Nouvelles divergences sur les inspections

Alors que les discussions entre Washington et Téhéran se poursuivent, un point de blocage majeur persiste : l'inspection des sites nucléaires iraniens. Les deux capitales sont en désaccord sur la portée et les modalités des vérifications à mener dans le cadre de l'accord intérimaire signé récemment. Selon des sources proches des négociations, la partie iranienne refuse d'accorder aux inspecteurs internationaux un accès sans restriction à ses installations militaires, tandis que les États-Unis exigent des inspections rigoureuses pour garantir la nature pacifique du programme nucléaire.

Les exigences américaines

L'administration Trump insiste sur la nécessité de vérifications poussées, incluant des visites inopinées sur des sites non déclarés. Les responsables américains estiment que ces inspections sont essentielles pour s'assurer que Téhéran ne dissimule pas d'activités clandestines. "Nous ne pouvons pas accepter un accord qui ne prévoit pas de mécanismes de vérification robustes", a déclaré un haut responsable américain sous couvert d'anonymat. Washington souhaite notamment que l'Agence internationale de l'énergie atomique (AIEA) puisse accéder à tous les sites suspectés d'abriter des activités nucléaires non déclarées.

La position de Téhéran

De son côté, l'Iran considère ces demandes comme une violation de sa souveraineté et de ses prérogatives en matière de sécurité nationale. Les responsables iraniens affirment que leur programme nucléaire est exclusivement pacifique et qu'ils ont déjà fourni toutes les garanties nécessaires. Téhéran propose un accès limité à ses installations, sous réserve d'un accord préalable sur les sites à inspecter. "Nous n'accepterons aucune inspection intrusive qui pourrait compromettre nos secrets militaires et notre intégrité territoriale", a déclaré un porte-parole du ministère iranien des Affaires étrangères.

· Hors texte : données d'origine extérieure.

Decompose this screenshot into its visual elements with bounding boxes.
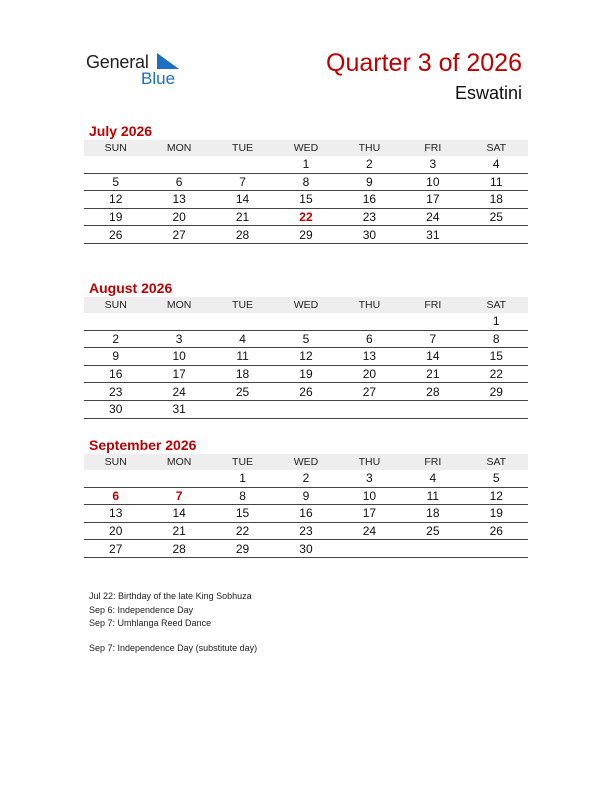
day-cell: 20 [338,365,401,383]
empty-day-cell [274,400,337,418]
day-cell: 6 [147,173,210,191]
day-cell: 26 [84,226,147,244]
day-cell: 30 [338,226,401,244]
day-cell: 30 [84,400,147,418]
day-cell: 24 [401,208,464,226]
empty-day-cell [211,156,274,173]
day-cell: 2 [274,470,337,487]
holiday-note: Sep 7: Independence Day (substitute day) [89,642,258,653]
day-cell: 19 [84,208,147,226]
day-cell: 9 [84,348,147,366]
day-cell: 11 [211,348,274,366]
calendar-grid [84,140,528,244]
weekday-header: WED [274,140,337,156]
week-row [84,348,528,366]
day-cell: 3 [401,156,464,173]
notes-spacer [89,631,257,642]
week-row [84,173,528,191]
day-cell: 16 [274,505,337,523]
day-cell: 22 [465,365,528,383]
day-cell: 23 [84,383,147,401]
day-cell: 5 [84,173,147,191]
day-cell: 7 [147,487,210,505]
week-row [84,522,528,540]
weekday-header: TUE [211,140,274,156]
day-cell: 16 [84,365,147,383]
day-cell: 8 [274,173,337,191]
day-cell: 9 [274,487,337,505]
week-row [84,505,528,523]
day-cell: 6 [338,330,401,348]
day-cell: 13 [84,505,147,523]
weekday-header: THU [338,297,401,313]
day-cell: 11 [465,173,528,191]
empty-day-cell [147,470,210,487]
logo-general-text: General [86,52,149,72]
day-cell: 26 [274,383,337,401]
empty-day-cell [401,313,464,330]
day-cell: 4 [465,156,528,173]
weekday-header: MON [147,454,210,470]
weekday-header: SUN [84,454,147,470]
empty-day-cell [465,540,528,558]
day-cell: 7 [211,173,274,191]
day-cell: 25 [401,522,464,540]
empty-day-cell [338,313,401,330]
day-cell: 15 [211,505,274,523]
day-cell: 14 [401,348,464,366]
empty-day-cell [147,313,210,330]
week-row [84,383,528,401]
weekday-header: WED [274,454,337,470]
day-cell: 2 [338,156,401,173]
empty-day-cell [84,156,147,173]
weekday-header: FRI [401,140,464,156]
month-title: August 2026 [89,280,173,296]
weekday-header: FRI [401,454,464,470]
day-cell: 6 [84,487,147,505]
weekday-header: WED [274,297,337,313]
day-cell: 15 [465,348,528,366]
day-cell: 21 [211,208,274,226]
day-cell: 21 [401,365,464,383]
empty-day-cell [211,313,274,330]
week-row [84,330,528,348]
day-cell: 25 [465,208,528,226]
month-july [84,122,528,244]
day-cell: 26 [465,522,528,540]
day-cell: 4 [211,330,274,348]
day-cell: 5 [274,330,337,348]
holiday-note: Jul 22: Birthday of the late King Sobhuza [89,591,252,601]
empty-day-cell [211,400,274,418]
empty-day-cell [147,156,210,173]
day-cell: 17 [401,191,464,209]
logo-blue-text: Blue [141,69,176,88]
week-row [84,470,528,487]
calendar-grid [84,297,528,419]
day-cell: 20 [147,208,210,226]
day-cell: 25 [211,383,274,401]
weekday-header: SAT [465,297,528,313]
day-cell: 12 [274,348,337,366]
day-cell: 17 [338,505,401,523]
day-cell: 29 [274,226,337,244]
day-cell: 29 [211,540,274,558]
weekday-header: MON [147,140,210,156]
day-cell: 18 [401,505,464,523]
empty-day-cell [338,540,401,558]
day-cell: 22 [211,522,274,540]
month-august [84,279,528,419]
week-row [84,226,528,244]
day-cell: 23 [274,522,337,540]
day-cell: 19 [274,365,337,383]
week-row [84,540,528,558]
holiday-note: Sep 7: Umhlanga Reed Dance [89,618,212,628]
week-row [84,313,528,330]
day-cell: 10 [338,487,401,505]
day-cell: 1 [465,313,528,330]
day-cell: 12 [465,487,528,505]
day-cell: 29 [465,383,528,401]
day-cell: 17 [147,365,210,383]
day-cell: 23 [338,208,401,226]
day-cell: 10 [401,173,464,191]
month-title: July 2026 [89,123,153,139]
page-title: Quarter 3 of 2026 [326,49,522,77]
day-cell: 31 [147,400,210,418]
weekday-header: MON [147,297,210,313]
day-cell: 20 [84,522,147,540]
day-cell: 24 [147,383,210,401]
empty-day-cell [338,400,401,418]
week-row [84,487,528,505]
logo-triangle-icon [157,53,179,69]
day-cell: 18 [465,191,528,209]
day-cell: 15 [274,191,337,209]
day-cell: 1 [211,470,274,487]
weekday-header: SUN [84,297,147,313]
day-cell: 7 [401,330,464,348]
empty-day-cell [274,313,337,330]
empty-day-cell [401,540,464,558]
week-row [84,365,528,383]
empty-day-cell [465,226,528,244]
day-cell: 3 [147,330,210,348]
weekday-header: SUN [84,140,147,156]
day-cell: 27 [84,540,147,558]
week-row [84,191,528,209]
day-cell: 27 [147,226,210,244]
generalblue-logo [86,50,186,90]
day-cell: 19 [465,505,528,523]
day-cell: 30 [274,540,337,558]
day-cell: 3 [338,470,401,487]
day-cell: 13 [338,348,401,366]
weekday-header: THU [338,454,401,470]
weekday-header: TUE [211,454,274,470]
empty-day-cell [84,470,147,487]
day-cell: 8 [465,330,528,348]
day-cell: 10 [147,348,210,366]
month-title: September 2026 [89,437,197,453]
day-cell: 14 [147,505,210,523]
holiday-notes [89,590,257,655]
day-cell: 16 [338,191,401,209]
empty-day-cell [84,313,147,330]
empty-day-cell [401,400,464,418]
day-cell: 28 [211,226,274,244]
day-cell: 12 [84,191,147,209]
country-name: Eswatini [454,83,522,103]
week-row [84,400,528,418]
day-cell: 5 [465,470,528,487]
weekday-header: SAT [465,140,528,156]
day-cell: 9 [338,173,401,191]
day-cell: 27 [338,383,401,401]
day-cell: 11 [401,487,464,505]
holiday-note: Sep 6: Independence Day [89,604,194,615]
week-row [84,156,528,173]
day-cell: 31 [401,226,464,244]
day-cell: 8 [211,487,274,505]
weekday-header: TUE [211,297,274,313]
day-cell: 4 [401,470,464,487]
day-cell: 22 [274,208,337,226]
day-cell: 18 [211,365,274,383]
day-cell: 28 [401,383,464,401]
month-september [84,436,528,558]
calendar-grid [84,454,528,558]
day-cell: 21 [147,522,210,540]
day-cell: 28 [147,540,210,558]
day-cell: 1 [274,156,337,173]
weekday-header: THU [338,140,401,156]
week-row [84,208,528,226]
day-cell: 14 [211,191,274,209]
weekday-header: SAT [465,454,528,470]
day-cell: 13 [147,191,210,209]
empty-day-cell [465,400,528,418]
weekday-header: FRI [401,297,464,313]
day-cell: 2 [84,330,147,348]
day-cell: 24 [338,522,401,540]
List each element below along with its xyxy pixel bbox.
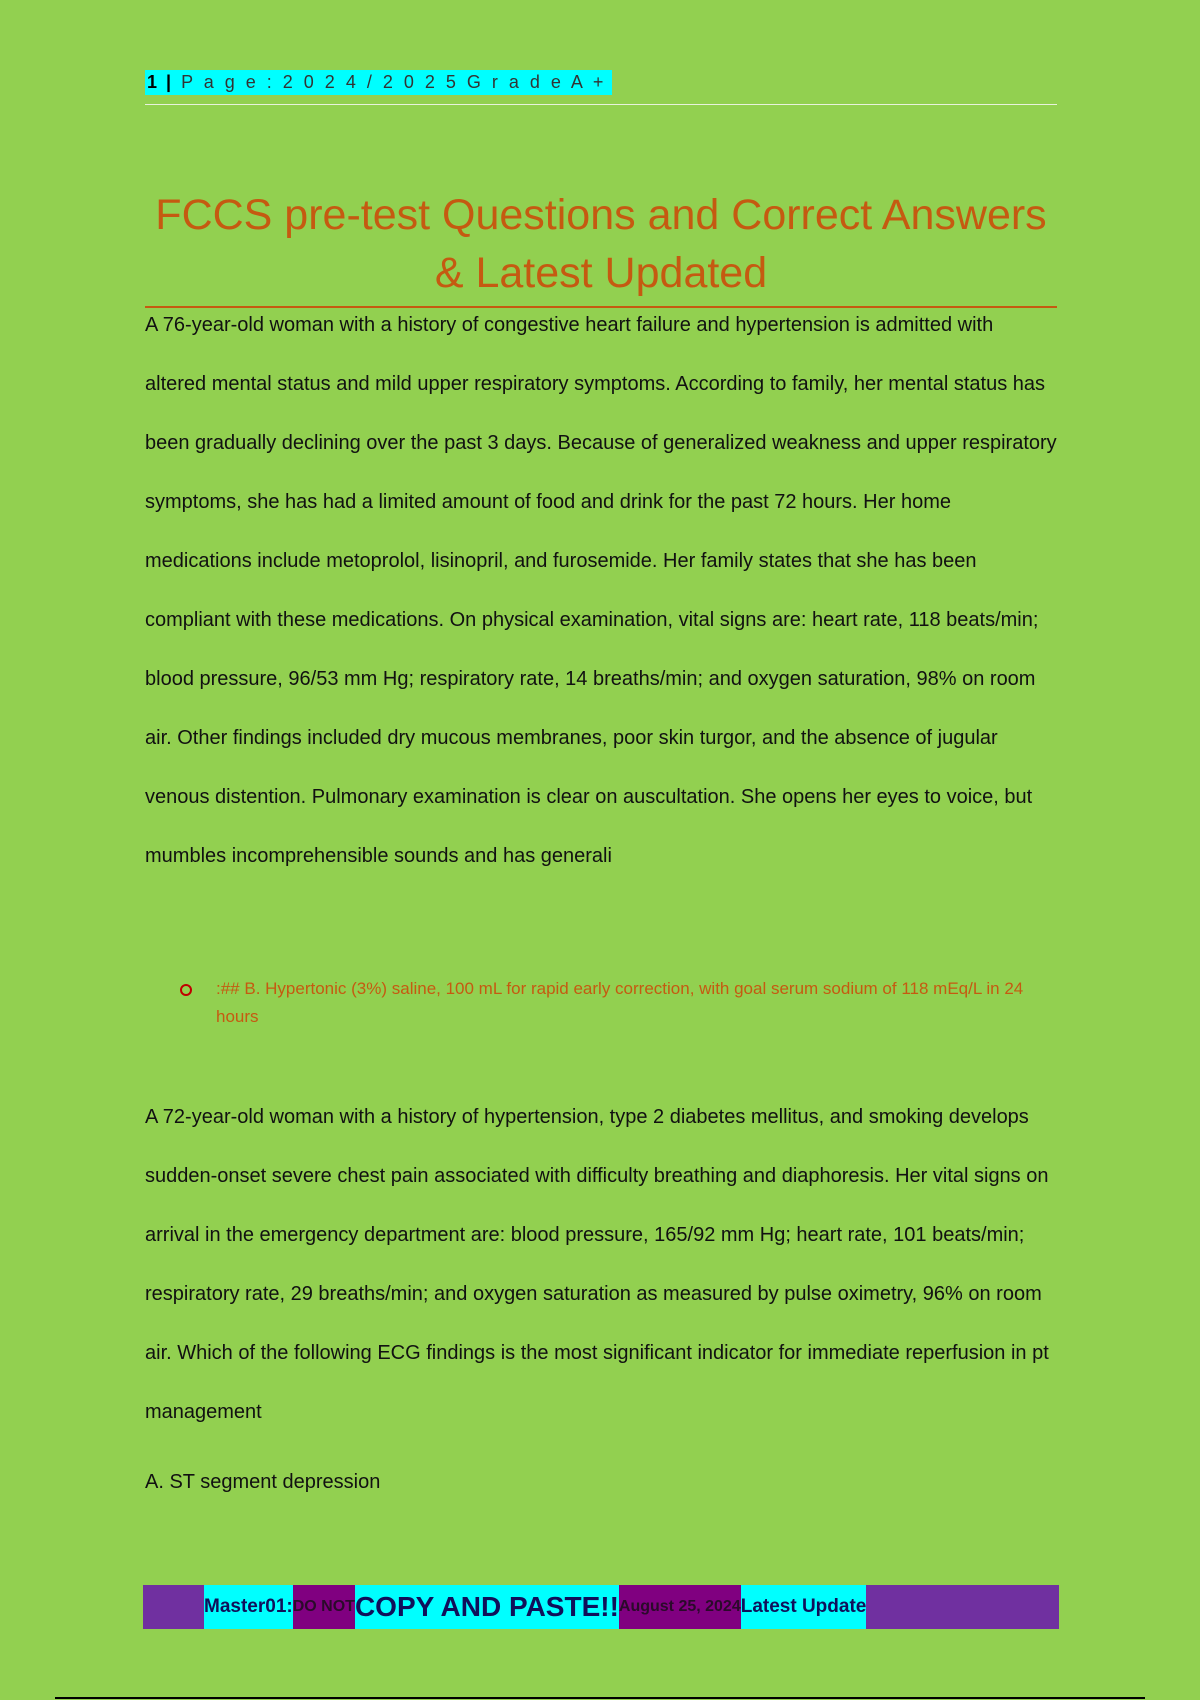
footer-banner (143, 1585, 1059, 1629)
footer-copy-paste: COPY AND PASTE!! (355, 1585, 619, 1629)
question-1-text: A 76-year-old woman with a history of congestive heart failure and hypertension is admitted with altered mental status and mild upper respiratory symptoms. According to family, her mental status has been gradually declining over the past 3 days. Because of generalized weakness and upper respiratory symptoms, she has had a limited amount of food and drink for the past 72 hours. Her home medications include metoprolol, lisinopril, and furosemide. Her family states that she has been compliant with these medications. On physical examination, vital signs are: heart rate, 118 beats/min; blood pressure, 96/53 mm Hg; respiratory rate, 14 breaths/min; and oxygen saturation, 98% on room air. Other findings included dry mucous membranes, poor skin turgor, and the absence of jugular venous distention. Pulmonary examination is clear on auscultation. She opens her eyes to voice, but mumbles incomprehensible sounds and has generali (145, 314, 1057, 867)
page-number: 1 | (147, 72, 174, 92)
circle-bullet-icon (180, 984, 192, 996)
page-grade-label: P a g e : 2 0 2 4 / 2 0 2 5 G r a d e A + (173, 72, 607, 92)
document-title: FCCS pre-test Questions and Correct Answers & Latest Updated (155, 191, 1047, 297)
footer-text (204, 1585, 866, 1629)
footer-date: August 25, 2024 (619, 1585, 741, 1629)
question-2-option-a: A. ST segment depression (145, 1471, 381, 1493)
footer-latest: Latest Update (741, 1585, 867, 1629)
footer-do-not: DO NOT (293, 1585, 355, 1629)
question-1-answer (180, 975, 1040, 1031)
page-header (145, 70, 1057, 105)
bottom-divider (55, 1697, 1145, 1699)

Des implications pour l'accord

Ce désaccord menace de compromettre les progrès réalisés jusqu'à présent dans les négociations. L'accord intérimaire, signé en juin, prévoyait une trêve de soixante jours et une reprise des discussions sur les questions de fond. Cependant, sans un accord sur les inspections, la mise en œuvre complète de l'entente pourrait être retardée, voire annulée. Les deux parties semblent campées sur leurs positions, et les pourparlers en Suisse n'ont pas permis de rapprocher les points de vue.

Contexte et réactions

Le président Trump a récemment affirmé que l'Iran avait "capitulé sans condition", une déclaration fermement démentie par Téhéran. Le guide suprême iranien, Ali Khamenei, a quant à lui estimé que Washington avait cédé "par désespoir". Ces échanges verbaux illustrent la méfiance persistante entre les deux pays. Les experts estiment que la question des inspections est cruciale pour la crédibilité de tout accord futur. "Sans inspections fiables, l'accord ne sera qu'un morceau de papier", a commenté un analyste spécialisé dans la non-prolifération.

Prochaines étapes

Les négociateurs devraient se réunir à nouveau dans les prochains jours pour tenter de surmonter cet obstacle. L'administration Trump a laissé entendre qu'elle pourrait envisager des sanctions supplémentaires si l'Iran ne se montre pas plus coopératif sur le dossier des inspections. De son côté, Téhéran menace de suspendre les pourparlers si les États-Unis ne font pas preuve de plus de flexibilité. La communauté internationale suit de près l'évolution de ces discussions, alors que les enjeux géopolitiques restent élevés dans la région du Golfe.